NEWS OF THE DAY
1 Ethiopia politics: Scores gathered Saturday in the capital, Addis Ababa, to welcome returning leaders of the oncebanned Oromo Liberation Front amid sweeping reforms to bring opposition groups back into politics. The OLF and two other organizations were removed from a list of terror groups this year after Prime Minister Abiy Ahmed took office. He invited them to return as he vowed to broaden political participation in the country. About 1,500 OLF fighters returned from neighboring Eritrea. The group since the 1970s has advocated the “right to national self-determination” for the Oromo people, Ethiopia’s largest ethnic group.
2 Kashmir fighting: One man was killed and more than a dozen others were injured Saturday when government forces fired at anti-India demonstrators in Indian-controlled Kashmir after soldiers killed five rebels, police and residents said. Indian troops laid a siege around a southern village on a tip that militants were hiding there, police said. A gunbattle erupted, killing the five local Kashmiri rebels. The fighting sparked protests against India as hundreds of residents tried to march to the site of the battle in solidarity with the militants. Rebels have been fighting Indian control since 1989.
3 Britain divorce: The government is proposing to introduce “no-fault” divorces and make other changes to make it easier for married couples to divorce. Justice Secretary David Gauke began a consultation process Saturday to revise laws he said were “out of touch with modern life.” Under the proposals, it would no longer be necessary to prove misconduct such as adultery or to live apart for a certain number of years before a couple could divorce. The proposals have drawn a generally positive response from divorce lawyers who said it would reduce conflict between couples at a difficult time.

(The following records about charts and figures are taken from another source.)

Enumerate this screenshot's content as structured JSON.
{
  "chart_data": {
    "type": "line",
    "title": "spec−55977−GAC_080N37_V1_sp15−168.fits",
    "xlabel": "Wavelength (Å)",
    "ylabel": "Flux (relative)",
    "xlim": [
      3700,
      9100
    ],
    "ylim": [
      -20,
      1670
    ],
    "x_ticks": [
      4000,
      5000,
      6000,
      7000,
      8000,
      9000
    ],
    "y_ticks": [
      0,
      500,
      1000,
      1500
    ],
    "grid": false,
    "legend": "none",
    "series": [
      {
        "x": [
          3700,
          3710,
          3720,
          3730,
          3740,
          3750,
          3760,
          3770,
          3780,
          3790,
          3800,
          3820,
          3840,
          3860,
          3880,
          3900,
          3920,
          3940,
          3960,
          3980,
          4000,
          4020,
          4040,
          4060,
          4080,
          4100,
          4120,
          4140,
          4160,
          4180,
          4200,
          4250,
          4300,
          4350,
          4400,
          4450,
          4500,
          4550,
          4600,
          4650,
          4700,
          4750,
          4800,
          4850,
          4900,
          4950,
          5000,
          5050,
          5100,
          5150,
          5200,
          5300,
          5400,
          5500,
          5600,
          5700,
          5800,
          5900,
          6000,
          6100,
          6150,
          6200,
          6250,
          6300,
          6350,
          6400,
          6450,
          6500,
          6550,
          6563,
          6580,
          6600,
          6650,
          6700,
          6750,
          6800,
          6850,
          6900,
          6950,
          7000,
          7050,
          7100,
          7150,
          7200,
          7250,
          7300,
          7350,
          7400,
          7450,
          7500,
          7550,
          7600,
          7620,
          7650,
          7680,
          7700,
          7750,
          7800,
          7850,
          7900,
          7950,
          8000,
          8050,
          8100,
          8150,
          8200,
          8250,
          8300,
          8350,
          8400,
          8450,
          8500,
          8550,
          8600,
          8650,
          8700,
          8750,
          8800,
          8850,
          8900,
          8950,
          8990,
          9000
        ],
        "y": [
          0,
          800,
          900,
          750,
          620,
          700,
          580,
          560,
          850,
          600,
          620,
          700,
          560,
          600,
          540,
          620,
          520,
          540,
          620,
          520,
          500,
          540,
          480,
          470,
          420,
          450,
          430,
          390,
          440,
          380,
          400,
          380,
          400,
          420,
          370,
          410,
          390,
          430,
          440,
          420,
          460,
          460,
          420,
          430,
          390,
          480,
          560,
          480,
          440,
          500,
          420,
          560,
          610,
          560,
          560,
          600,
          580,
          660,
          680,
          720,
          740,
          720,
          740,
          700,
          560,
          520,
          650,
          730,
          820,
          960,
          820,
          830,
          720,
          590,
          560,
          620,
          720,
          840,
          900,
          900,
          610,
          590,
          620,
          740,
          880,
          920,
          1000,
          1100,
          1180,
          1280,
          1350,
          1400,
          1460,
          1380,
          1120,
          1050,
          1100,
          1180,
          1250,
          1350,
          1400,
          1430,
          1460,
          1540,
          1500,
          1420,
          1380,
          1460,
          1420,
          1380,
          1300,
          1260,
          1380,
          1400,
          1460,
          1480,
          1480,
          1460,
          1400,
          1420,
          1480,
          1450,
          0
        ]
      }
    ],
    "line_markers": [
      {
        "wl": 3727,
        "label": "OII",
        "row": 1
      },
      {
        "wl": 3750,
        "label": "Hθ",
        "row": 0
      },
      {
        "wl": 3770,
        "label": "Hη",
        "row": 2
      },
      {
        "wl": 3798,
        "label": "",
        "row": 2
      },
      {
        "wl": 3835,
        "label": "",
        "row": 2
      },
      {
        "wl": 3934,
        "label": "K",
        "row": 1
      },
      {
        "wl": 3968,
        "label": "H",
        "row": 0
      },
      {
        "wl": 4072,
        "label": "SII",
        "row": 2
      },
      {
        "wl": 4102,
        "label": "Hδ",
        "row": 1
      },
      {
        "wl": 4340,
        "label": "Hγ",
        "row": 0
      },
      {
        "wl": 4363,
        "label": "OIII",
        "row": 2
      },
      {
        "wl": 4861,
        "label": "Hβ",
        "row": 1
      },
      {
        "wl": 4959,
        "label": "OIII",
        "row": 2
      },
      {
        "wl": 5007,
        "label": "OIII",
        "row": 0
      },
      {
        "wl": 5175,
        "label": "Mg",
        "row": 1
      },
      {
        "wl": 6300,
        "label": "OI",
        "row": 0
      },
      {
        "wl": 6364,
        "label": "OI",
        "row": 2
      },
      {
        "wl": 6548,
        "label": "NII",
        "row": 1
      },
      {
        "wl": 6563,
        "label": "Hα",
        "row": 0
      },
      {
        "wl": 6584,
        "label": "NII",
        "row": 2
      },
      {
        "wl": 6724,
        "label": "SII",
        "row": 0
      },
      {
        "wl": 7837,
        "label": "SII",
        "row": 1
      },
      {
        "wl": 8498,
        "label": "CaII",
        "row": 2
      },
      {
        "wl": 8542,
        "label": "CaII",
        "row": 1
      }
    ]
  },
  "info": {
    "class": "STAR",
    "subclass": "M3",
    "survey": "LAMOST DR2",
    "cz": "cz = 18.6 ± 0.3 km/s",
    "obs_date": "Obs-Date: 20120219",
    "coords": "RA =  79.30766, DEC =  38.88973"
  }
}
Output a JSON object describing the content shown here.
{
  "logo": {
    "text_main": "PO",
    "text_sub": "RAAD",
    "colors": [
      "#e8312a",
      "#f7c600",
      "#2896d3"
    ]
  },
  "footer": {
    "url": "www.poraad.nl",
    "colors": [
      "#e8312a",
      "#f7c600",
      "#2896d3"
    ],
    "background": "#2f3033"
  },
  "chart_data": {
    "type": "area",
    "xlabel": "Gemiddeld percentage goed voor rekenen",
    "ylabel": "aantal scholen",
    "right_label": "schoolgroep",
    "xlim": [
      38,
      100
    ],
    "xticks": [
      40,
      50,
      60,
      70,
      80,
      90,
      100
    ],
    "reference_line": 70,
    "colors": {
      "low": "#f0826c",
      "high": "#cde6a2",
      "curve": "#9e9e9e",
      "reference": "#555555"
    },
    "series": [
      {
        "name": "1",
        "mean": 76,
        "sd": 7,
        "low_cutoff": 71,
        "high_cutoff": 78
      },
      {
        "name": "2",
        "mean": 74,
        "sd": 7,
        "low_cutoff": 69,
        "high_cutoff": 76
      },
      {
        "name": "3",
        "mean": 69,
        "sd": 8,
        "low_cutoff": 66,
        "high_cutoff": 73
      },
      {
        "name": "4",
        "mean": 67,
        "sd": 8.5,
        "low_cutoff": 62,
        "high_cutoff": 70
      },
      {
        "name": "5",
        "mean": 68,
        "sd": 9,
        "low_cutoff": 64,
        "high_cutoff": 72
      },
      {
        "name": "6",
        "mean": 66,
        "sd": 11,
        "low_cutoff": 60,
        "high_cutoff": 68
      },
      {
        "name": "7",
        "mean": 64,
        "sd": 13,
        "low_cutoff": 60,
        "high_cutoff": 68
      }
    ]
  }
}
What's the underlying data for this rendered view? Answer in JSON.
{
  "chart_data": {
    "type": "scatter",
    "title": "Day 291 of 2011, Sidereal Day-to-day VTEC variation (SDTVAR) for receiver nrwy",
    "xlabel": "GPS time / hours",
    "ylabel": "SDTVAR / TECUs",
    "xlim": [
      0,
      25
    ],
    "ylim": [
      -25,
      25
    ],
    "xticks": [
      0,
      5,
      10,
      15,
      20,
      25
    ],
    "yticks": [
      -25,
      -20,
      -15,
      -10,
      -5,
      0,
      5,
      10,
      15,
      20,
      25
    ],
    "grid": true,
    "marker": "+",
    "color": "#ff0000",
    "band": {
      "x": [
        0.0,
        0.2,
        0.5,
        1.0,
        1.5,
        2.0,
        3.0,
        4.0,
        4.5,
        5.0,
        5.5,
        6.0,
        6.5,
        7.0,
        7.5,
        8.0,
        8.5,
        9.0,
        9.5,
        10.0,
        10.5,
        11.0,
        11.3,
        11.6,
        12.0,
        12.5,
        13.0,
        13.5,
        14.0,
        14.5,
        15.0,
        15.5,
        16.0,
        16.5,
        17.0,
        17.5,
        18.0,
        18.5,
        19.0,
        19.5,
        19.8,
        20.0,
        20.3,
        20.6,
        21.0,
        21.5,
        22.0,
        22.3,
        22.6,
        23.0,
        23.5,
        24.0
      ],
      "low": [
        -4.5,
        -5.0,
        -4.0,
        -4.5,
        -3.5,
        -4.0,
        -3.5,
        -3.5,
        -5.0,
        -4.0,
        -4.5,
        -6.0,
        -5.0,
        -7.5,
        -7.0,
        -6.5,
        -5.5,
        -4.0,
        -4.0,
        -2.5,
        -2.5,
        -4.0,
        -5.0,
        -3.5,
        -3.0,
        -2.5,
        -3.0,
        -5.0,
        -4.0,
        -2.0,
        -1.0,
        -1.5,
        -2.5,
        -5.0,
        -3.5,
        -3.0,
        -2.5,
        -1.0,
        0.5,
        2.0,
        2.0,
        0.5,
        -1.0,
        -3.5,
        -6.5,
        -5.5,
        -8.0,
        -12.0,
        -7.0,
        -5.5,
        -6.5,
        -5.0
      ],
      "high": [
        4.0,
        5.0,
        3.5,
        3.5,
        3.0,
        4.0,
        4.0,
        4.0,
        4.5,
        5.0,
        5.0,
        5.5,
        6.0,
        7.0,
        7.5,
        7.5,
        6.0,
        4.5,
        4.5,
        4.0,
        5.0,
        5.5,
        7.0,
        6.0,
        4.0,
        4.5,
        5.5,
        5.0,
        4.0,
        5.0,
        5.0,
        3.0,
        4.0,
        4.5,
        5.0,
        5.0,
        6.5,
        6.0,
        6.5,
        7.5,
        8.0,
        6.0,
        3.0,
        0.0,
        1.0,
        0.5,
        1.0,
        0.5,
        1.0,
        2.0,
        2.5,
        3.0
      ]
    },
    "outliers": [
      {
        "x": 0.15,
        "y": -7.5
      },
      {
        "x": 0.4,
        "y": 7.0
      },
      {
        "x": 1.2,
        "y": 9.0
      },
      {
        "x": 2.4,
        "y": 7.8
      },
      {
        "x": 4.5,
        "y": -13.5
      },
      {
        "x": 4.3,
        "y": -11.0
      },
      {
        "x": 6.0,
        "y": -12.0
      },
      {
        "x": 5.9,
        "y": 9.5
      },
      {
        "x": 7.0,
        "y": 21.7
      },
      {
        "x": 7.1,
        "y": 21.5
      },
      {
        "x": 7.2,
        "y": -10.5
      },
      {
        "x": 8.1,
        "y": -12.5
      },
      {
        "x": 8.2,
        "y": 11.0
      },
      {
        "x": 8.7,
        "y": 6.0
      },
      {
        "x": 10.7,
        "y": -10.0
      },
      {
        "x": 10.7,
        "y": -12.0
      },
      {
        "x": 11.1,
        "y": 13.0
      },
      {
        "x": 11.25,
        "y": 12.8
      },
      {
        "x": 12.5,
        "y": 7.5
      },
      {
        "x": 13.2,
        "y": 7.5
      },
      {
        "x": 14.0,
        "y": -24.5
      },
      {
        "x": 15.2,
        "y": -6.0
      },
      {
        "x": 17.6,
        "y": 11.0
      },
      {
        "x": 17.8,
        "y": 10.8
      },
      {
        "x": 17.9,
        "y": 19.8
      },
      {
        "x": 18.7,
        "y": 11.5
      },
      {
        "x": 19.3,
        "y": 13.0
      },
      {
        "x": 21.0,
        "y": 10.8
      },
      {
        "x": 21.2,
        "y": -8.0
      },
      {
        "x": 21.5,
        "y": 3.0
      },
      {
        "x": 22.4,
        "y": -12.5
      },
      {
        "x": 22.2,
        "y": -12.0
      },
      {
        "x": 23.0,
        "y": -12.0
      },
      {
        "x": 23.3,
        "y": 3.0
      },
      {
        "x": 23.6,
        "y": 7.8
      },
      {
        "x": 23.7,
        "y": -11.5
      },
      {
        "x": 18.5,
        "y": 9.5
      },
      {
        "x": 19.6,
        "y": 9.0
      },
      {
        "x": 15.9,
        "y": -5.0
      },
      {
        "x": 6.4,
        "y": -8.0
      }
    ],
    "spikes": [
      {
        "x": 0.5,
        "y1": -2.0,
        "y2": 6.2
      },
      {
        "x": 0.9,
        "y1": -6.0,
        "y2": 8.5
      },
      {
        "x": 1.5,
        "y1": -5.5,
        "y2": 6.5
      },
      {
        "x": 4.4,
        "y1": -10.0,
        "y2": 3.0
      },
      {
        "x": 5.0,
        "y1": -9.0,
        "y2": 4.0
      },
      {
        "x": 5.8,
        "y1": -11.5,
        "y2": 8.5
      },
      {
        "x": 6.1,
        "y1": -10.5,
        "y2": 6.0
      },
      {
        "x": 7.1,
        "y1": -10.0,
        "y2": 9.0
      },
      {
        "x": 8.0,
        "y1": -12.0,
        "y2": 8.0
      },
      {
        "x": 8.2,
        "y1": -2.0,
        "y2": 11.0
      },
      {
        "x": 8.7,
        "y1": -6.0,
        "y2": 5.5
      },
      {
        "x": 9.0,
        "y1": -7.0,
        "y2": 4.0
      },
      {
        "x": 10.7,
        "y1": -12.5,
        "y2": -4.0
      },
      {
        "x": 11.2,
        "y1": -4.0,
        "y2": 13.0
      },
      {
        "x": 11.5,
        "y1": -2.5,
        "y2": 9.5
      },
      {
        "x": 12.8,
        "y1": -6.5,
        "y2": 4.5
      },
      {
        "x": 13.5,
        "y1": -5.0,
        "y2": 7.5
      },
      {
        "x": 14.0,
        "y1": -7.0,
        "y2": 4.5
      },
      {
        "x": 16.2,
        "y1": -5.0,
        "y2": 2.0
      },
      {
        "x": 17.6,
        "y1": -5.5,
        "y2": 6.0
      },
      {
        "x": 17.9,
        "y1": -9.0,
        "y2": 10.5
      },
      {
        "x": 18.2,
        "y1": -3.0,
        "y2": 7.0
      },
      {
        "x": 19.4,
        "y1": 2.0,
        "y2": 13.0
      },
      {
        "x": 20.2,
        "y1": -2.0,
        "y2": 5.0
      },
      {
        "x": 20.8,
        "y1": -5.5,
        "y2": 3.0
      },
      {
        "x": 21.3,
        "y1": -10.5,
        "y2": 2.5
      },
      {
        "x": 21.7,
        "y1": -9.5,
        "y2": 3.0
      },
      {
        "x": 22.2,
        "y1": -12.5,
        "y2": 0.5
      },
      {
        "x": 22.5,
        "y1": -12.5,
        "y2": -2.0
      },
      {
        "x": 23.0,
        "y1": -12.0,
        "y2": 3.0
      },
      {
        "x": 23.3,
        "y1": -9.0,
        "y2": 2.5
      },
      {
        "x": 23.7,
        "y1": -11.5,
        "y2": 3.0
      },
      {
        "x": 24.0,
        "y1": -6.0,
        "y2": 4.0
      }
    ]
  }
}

4 Mexico violence: Police in the northern state of Sonora said six severed human heads were found in a cooler left on a roadside. There was no immediate information on the identity of the men, nor were their bodies found. The heads were discovered Friday near the city of Ciudad Obregon. Drug gangs often leave severed heads as a warning to rivals or authorities.
5 Corruption claim: Prosecutors in El Salvador are seeking the extradition of former President Mauricio Funes and three family members on corruption charges. Funes, the relatives and ex-officials are accused in connection with the alleged embezzlement of $351 million in public funds. Funes and his family have been living since 2016 in Nicaragua, which granted them political asylum. He denies wrongdoing. The extradition petition was filed Friday with the judge overseeing the investigation and, if approved, the request will be referred to the Foreign Relations Ministry.
6 Prisoners released: A prominent Rwandan opposition leader walked free on Saturday after the government approved the early release of more than 2,100 prisoners with little explanation. Victoire Ingabire Umuhoza’s release surprised many because it is unusual for longtime President Paul Kagame to pardon potential challengers. She quickly urged Kagame to release all other political prisoners. Ingabire, head of the FDU-Inkingi opposition party, was arrested in 2010 and found guilty of conspiracy to undermine the government and denying Rwanda’s 1994 genocide, charges she denied. Still detained is Diane Rwigara, who tried to challenge Kagame in last year’s election. She was charged with inciting insurrection.